Supports for School Personnel are indicated in the Present Level of the IEP and examples can include, but are not limited to:
- Short term Crisis Intervention/Abuse and Neglect
- Addressing Barriers to Learning (i.e. basic hygiene, hunger, utility assistance, homelessness, etc.)
- Consult with school team
- Assistance with situational issues (i.e. divorce, death, disaster relief, etc.)
- Attendance concerns
- Contact an outside agency with release from parent/guardian.
- Parent education regarding disability. Working with problems in children’s living situations (i.e. home, school and community) that affect their adjustment in school.
- Mobilizing school and community resources to optimize student’s potential to learn in their educational programs.
- Social workers may also coordinate with facilitators to help design and implement behavior plans.
- SSD Social Workers can also be requested to support a crisis regarding the death of an SSD student or staff member.
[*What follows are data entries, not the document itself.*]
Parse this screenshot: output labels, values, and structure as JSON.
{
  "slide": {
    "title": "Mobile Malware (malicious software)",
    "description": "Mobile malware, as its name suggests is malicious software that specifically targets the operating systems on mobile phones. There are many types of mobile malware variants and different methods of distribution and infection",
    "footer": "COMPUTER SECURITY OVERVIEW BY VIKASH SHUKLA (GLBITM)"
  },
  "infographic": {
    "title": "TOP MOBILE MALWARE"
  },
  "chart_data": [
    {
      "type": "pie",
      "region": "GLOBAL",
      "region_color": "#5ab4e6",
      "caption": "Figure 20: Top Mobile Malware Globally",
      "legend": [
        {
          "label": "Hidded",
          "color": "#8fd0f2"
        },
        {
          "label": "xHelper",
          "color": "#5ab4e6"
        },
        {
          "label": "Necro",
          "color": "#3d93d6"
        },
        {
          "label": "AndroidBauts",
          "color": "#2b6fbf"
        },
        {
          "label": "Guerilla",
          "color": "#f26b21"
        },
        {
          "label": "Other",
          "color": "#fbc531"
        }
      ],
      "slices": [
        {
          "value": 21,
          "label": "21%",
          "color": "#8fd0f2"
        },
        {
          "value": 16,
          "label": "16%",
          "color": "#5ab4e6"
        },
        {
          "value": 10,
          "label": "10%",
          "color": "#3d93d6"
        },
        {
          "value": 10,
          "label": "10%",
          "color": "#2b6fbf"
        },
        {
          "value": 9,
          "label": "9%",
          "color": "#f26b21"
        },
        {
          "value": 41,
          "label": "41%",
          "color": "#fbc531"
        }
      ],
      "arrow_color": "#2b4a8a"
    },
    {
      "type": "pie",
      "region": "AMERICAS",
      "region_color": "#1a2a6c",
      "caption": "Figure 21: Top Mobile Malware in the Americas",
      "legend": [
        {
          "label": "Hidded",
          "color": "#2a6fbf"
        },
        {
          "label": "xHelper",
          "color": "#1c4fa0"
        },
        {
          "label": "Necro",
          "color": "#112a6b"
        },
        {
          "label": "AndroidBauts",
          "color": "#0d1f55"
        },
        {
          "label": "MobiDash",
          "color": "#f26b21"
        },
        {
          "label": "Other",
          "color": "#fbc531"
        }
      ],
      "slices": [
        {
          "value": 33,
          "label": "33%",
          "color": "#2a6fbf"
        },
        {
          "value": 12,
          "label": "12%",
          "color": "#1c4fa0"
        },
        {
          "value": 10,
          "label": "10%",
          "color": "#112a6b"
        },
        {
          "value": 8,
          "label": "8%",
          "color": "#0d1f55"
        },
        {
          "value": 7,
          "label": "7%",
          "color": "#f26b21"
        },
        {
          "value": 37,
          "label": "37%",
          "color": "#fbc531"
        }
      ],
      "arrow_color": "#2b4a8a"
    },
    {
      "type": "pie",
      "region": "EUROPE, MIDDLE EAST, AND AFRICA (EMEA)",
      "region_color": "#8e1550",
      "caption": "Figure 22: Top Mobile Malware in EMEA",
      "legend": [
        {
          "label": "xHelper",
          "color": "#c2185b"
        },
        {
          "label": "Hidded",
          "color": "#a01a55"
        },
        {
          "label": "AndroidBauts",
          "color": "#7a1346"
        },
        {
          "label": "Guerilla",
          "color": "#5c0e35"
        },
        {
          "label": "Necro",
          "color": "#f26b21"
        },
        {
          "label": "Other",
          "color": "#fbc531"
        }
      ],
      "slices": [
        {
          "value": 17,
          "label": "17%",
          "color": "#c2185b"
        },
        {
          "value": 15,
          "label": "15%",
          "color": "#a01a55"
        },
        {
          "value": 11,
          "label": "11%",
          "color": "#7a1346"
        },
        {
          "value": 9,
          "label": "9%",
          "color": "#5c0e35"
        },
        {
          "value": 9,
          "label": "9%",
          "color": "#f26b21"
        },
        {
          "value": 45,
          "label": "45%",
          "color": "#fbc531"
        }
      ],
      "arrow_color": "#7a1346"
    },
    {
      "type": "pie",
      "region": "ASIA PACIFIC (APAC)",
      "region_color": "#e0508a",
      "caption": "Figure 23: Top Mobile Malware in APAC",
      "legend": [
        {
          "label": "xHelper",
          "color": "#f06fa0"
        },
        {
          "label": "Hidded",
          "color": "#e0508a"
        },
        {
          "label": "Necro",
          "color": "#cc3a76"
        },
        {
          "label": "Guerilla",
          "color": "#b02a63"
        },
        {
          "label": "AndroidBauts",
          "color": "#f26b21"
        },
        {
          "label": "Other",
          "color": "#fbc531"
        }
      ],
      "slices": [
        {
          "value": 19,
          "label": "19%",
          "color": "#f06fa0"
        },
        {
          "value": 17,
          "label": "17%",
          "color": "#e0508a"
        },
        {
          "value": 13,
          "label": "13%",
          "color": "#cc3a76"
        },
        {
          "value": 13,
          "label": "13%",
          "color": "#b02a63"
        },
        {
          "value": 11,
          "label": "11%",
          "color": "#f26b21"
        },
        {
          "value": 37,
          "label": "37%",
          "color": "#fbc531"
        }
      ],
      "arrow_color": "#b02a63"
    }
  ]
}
Social workers are available upon request to all SSD and LEA sites throughout St. Louis County. Services include short-term group and individual counseling, assessment and consultative services to administration, coordination with local resources and referral when long-term therapeutic needs are indicated. Social workers are assigned geographically throughout the county and are on call to respond immediately.
SSD School Social Workers help students, parents, schools and communities
They help students:
- Achieve maximum academic benefit from their special education opportunities.
- Understand the challenges related to their medical and mental health diagnosis
- Recognize their strengths and how to apply them both in the educational context and in life.
- Develop appropriate social skills.
- Develop self-control and take responsibility for their actions.
- Develop decision-making skills.
- Cope with stress and anxiety.
They help parents:
- Participate effectively in their child’s Individual Education Plan.
- Better understand and meet their children’s social, emotional and special education needs.
- Better understand and effectively utilize school and community resources available to help students and families.
They help schools:
- Understand environmental and psychological factors that affect a student’s ability to make maximum use of his/her school experience.
- Access community resources to assist in the planning and transition of students with special needs.
- Improve school services through development of policies and a wide range of prevention and intervention programs for students with special needs.
- Understand the impact of trauma and toxic stress on students in the school setting.
They help communities:
- Understand school policies, programs and practice. Minimize environmental factors which inhibit learning and self-independence for children with special needs.
- Develop and expand resources to adequately meet the needs of students and families
- Provides individual and group social work counseling/therapeutic support to help students meet their academic and emotional potential.